Margaret se presionó los dedos contra los labios en un esfuerzo por aguantar las lágrimas.

Kincaid se inclinó hacia delante, animándola.

– Bien, sigue.

– Le mandaron toda la información y lo planeamos todo: cuánto tenía que tomar, qué debería hacer exactamente. Anoche, tenía que ser anoche.

– ¿Pero cambió de opinión? -la apremió Kincaid, pues no proseguía.

– Vine en cuanto pude salir del trabajo. Me había armado de valor para decirle que no podría hacerlo, pero no me dejó ni acabar: «Es igual, Meg», me dijo, «no te preocupes. Yo también he cambiado de idea». Estaba… diferente… como contenta. -Margaret lo miró suplicante-. Yo la creí; si no, no la habría dejado sola.

Kincaid se volvió hacia Felicity.

– ¿Es posible? ¿Se las puede haber apañado sola?

– Desde luego, con los pacientes que se automedican siempre cabe esa posibilidad -respondió, como si tal cosa-. Es uno de los riesgos de la atención a domicilio.

Estuvieron callados un rato. Margaret estaba sentada con los hombros hundidos, los ojos enrojecidos, apagada: Kincaid suspiró y se frotó la cara, reflexionando. Si hubiera sido el único en oír la confesión de Margaret podía haberla pasado por alto, dejar a Jasmine marcharse sin problemas, en paz. Pero la presencia de Felicity Howarth complicaba las cosas. Ella debía de estar tan al tanto de seguir el procedimiento correcto como él, y no hacer caso de indicios de una muerte sospechosa no era recomendable. Y a pesar de que su propio dolor y su agotamiento le impedían definirlo, en el filo de su conciencia flotaba una sensación de recelo.

Levantó la vista. Felicity lo estaba mirando.

– Supongo -dijo, de mala gana- que tendré que pedir una autopsia.

– ¿Usted? -preguntó Felicity, juntando las cejas, y Kincaid se dio cuenta de que no se había presentado.

– Perdone, es que soy policía. Comisario detective de Scotland Yard.

Kincaid tuvo la misma impresión fugaz mientras miraba a Felicity que había tenido cuando encontraron el cuerpo de Jasmine: cara inexpresiva, neutra, como si la hubiera limpiado de todas las emociones.
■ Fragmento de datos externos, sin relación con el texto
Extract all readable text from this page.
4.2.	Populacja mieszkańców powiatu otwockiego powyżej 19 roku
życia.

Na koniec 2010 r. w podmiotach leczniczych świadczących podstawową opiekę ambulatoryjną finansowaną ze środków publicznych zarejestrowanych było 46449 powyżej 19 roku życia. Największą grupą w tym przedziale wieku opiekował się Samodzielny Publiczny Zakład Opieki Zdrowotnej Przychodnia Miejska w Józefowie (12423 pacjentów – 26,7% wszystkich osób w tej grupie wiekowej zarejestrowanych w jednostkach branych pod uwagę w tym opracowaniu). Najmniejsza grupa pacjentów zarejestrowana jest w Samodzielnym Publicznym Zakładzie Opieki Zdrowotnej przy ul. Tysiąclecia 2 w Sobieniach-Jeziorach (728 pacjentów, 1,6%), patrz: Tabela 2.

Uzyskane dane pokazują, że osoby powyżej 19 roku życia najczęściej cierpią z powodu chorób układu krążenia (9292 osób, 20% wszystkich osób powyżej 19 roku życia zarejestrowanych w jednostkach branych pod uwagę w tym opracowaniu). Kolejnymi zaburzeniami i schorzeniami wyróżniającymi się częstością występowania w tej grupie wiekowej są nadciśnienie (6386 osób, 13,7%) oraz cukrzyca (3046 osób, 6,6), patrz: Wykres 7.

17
– A no ser que quiera hacerlo usted -sugirió él, pensando que tal vez la había ofendido arrebatándole su autoridad.

Felicity volvió a prestarle atención y sacudió la cabeza.

– No, creo que es mejor que se encargue usted. -Hizo un gesto indicando a Margaret, que seguía sin reaccionar-. Yo tengo que ocuparme de otras cosas. -Se acercó a ella y le tocó el hombro-. Te acompaño a casa, cariño. Tengo el coche aquí fuera.